Tutti gli scritti più antichi sull'argomento dicono che la Quercus Suber cresce rigogliosa e raggiunge il suo massimo splendore sulle rocce granitiche ed in generale su quelle definite acide: se ne ha la prova nelle meravigliose sugherete che popolano gli altipiani della Gallura, di Alà e Buddusò. Essa per altro ha il suo habitat anche nei terreni scistosi come quelli del Marghine, del Goceano o del Sulcis Iglesiente. Sui terreni basaltici e calcarei si trovano solo lembi di sugherete, reminiscenze di antichi boschi ora estinti che hanno lasciato il posto ad altre l'orme di coltura. In queste aree volendo si potrebbe reinserire la sughera ma fattori economici sconsigliano, in quanto tali terreni sono dedicati a forme di coltura intensive.

Foto gentilmente concessa dal sugherificio Caputo 

Per concludere, si può affermare che la foresta del Quercus Suber ha un'aria di estensione molto vasta e costituisce una delle espressioni più preziose della flora spontanea. Dal punto di vista climatico, essa cresce in tutti i climi di transizione che caratterizzano la nostra isola, dal livello del mare sino agli 850-900 metri ed è consociata con le altre due specie:

la roverella ed il leccio. Solo occasionalmente forma boschi misti con il castagno e l'olivastro; l'associazione con il castagno sia a Nord, Nord‑Ovest e Ovest del Gennargentu, visibile dalla strada Ovodda Tonara, dagli strati di vegetazione più bassi sino al limite di 800, 850 metri di altitudine. All'interno di questi boschi misti naturali la quercia si trova più o meno presente a seconda delle componenti quali l'esposizione, la quota, la piovosità la temperatura. La sughera si trova consociata anche con l'olivastro.

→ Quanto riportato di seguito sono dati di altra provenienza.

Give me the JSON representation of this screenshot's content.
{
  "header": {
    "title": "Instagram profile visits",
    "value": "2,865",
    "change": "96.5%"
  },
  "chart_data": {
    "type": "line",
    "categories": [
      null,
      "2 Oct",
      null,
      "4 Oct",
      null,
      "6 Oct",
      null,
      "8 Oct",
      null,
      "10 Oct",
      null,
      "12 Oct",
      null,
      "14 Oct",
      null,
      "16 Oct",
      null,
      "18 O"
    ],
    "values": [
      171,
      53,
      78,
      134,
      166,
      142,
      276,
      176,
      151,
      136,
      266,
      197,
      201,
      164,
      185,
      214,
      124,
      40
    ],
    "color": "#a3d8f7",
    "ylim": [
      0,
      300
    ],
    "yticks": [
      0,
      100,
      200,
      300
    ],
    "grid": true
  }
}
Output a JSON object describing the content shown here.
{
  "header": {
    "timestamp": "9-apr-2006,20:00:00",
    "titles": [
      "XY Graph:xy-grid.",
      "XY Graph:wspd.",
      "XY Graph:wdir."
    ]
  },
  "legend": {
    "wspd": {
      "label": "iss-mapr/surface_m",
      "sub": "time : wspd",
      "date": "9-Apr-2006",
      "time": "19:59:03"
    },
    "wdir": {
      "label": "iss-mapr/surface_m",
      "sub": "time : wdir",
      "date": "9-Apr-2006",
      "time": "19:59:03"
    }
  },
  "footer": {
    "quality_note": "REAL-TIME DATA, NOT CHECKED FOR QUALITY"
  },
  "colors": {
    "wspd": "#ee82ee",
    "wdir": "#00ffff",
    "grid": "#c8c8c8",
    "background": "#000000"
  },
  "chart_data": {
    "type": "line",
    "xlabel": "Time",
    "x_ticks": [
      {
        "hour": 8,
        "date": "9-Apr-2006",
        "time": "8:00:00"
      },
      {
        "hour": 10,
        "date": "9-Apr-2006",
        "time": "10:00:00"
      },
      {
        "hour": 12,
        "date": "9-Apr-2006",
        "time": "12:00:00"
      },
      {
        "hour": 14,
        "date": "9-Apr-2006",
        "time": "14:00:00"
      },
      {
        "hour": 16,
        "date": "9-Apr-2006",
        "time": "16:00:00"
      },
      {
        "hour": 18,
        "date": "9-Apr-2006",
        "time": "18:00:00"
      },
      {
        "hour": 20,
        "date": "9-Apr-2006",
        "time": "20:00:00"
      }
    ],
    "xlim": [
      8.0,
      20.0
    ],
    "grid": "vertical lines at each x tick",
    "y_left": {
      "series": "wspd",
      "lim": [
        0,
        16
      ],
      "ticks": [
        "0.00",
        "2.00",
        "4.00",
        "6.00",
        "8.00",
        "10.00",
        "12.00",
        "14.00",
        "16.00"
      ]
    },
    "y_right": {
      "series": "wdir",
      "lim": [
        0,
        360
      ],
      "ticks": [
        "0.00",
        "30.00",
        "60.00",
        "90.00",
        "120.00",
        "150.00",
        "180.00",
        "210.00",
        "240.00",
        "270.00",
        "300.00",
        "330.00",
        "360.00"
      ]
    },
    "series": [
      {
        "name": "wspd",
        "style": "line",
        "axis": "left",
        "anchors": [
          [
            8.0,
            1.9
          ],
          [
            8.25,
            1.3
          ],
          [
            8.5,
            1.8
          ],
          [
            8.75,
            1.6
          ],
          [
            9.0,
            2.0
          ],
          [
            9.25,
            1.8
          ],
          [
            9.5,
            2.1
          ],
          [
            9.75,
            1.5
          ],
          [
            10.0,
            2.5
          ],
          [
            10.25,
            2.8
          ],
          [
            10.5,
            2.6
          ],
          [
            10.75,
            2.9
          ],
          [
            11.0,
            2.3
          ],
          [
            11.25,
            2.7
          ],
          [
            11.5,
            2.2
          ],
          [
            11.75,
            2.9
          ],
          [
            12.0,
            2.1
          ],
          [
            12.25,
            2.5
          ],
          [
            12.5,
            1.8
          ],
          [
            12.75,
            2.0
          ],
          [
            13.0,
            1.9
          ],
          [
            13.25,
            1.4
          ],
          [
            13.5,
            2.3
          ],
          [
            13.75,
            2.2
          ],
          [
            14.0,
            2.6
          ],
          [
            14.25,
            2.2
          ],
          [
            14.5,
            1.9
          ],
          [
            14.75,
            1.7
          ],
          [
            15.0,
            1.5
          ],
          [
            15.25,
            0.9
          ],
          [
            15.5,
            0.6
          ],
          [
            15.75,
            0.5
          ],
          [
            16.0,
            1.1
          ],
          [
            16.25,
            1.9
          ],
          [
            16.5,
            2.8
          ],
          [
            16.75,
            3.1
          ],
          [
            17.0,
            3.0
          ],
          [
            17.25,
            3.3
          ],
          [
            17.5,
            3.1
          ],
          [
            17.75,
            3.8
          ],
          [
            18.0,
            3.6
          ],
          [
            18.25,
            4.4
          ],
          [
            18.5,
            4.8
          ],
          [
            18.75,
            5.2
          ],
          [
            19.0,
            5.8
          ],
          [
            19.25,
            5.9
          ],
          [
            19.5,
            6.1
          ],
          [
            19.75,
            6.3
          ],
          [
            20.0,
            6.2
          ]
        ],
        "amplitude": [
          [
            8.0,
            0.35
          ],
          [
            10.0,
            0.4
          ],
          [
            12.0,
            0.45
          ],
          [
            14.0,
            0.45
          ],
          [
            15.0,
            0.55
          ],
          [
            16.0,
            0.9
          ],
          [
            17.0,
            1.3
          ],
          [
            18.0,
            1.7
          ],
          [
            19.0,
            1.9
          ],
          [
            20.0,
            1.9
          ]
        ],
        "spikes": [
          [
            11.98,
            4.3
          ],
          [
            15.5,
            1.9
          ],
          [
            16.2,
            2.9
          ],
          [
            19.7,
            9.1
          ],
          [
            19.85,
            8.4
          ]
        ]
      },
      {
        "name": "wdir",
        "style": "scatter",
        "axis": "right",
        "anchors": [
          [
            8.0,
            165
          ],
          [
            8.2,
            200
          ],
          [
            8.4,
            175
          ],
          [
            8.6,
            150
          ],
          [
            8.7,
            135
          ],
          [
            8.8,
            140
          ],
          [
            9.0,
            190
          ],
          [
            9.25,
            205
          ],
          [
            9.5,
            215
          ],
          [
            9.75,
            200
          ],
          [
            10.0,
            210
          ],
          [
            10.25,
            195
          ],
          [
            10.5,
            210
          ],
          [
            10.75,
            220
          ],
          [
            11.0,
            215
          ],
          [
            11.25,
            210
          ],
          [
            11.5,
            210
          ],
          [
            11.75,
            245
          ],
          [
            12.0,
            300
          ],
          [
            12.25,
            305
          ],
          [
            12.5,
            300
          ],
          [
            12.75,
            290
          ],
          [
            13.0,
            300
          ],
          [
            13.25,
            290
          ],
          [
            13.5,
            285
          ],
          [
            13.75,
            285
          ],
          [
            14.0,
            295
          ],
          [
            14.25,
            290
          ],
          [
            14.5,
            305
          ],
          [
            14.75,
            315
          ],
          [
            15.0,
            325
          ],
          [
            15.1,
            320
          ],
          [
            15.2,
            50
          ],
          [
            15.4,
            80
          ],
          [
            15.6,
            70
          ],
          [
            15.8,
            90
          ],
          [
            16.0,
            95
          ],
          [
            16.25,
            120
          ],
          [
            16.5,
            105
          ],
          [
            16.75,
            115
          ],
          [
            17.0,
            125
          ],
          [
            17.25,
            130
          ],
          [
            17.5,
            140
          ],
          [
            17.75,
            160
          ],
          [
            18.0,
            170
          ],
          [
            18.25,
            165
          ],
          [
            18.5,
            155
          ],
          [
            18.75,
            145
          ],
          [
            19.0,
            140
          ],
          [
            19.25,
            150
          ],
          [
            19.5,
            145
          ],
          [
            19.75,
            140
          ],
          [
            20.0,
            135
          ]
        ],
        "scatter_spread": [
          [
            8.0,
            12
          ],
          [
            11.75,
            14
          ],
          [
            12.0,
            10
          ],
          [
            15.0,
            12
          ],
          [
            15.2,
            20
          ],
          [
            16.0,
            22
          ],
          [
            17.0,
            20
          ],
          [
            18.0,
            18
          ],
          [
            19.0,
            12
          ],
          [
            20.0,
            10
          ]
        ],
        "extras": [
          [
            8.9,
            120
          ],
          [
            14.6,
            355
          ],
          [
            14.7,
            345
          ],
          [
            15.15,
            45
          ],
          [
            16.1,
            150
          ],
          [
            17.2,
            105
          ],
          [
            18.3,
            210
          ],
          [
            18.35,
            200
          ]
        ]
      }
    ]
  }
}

Ciò è dovuto alla degradazione della sughereta oppure all'evoluzione dell'olivastro in foresta quando però è presente anche il leccio. Questo rapporto tra le specie forestali elencate è, importantissimo ai fini di un perfetto funzionamento di quel meraviglioso biosistema che è il bosco, ma occorre aggiungere che questo rapporto non è sufficiente per assicurare alla foresta un perfetto equilibrio, se manca quello complementare, ma altrettanto indispensabile, del sottobosco. Il Barneschi infatti dà una lista di arbusti del sottobosco che abitano nei querceti della nostra isola; cui comprendono il lentischio, le diverse varietà di phillire, il mirto, l'erica, il cisto, il corbezzolo, le ginestre ecc...

In sintesi si può affermare che la sughericoltura in Sardegna. alimenta un'industria che da sola impiega più operai ed artigiani di tutte le altre industrie messe assieme, ma il dilagare insensato degli incendi riduce ogni estate questo patrimonio dell'isola.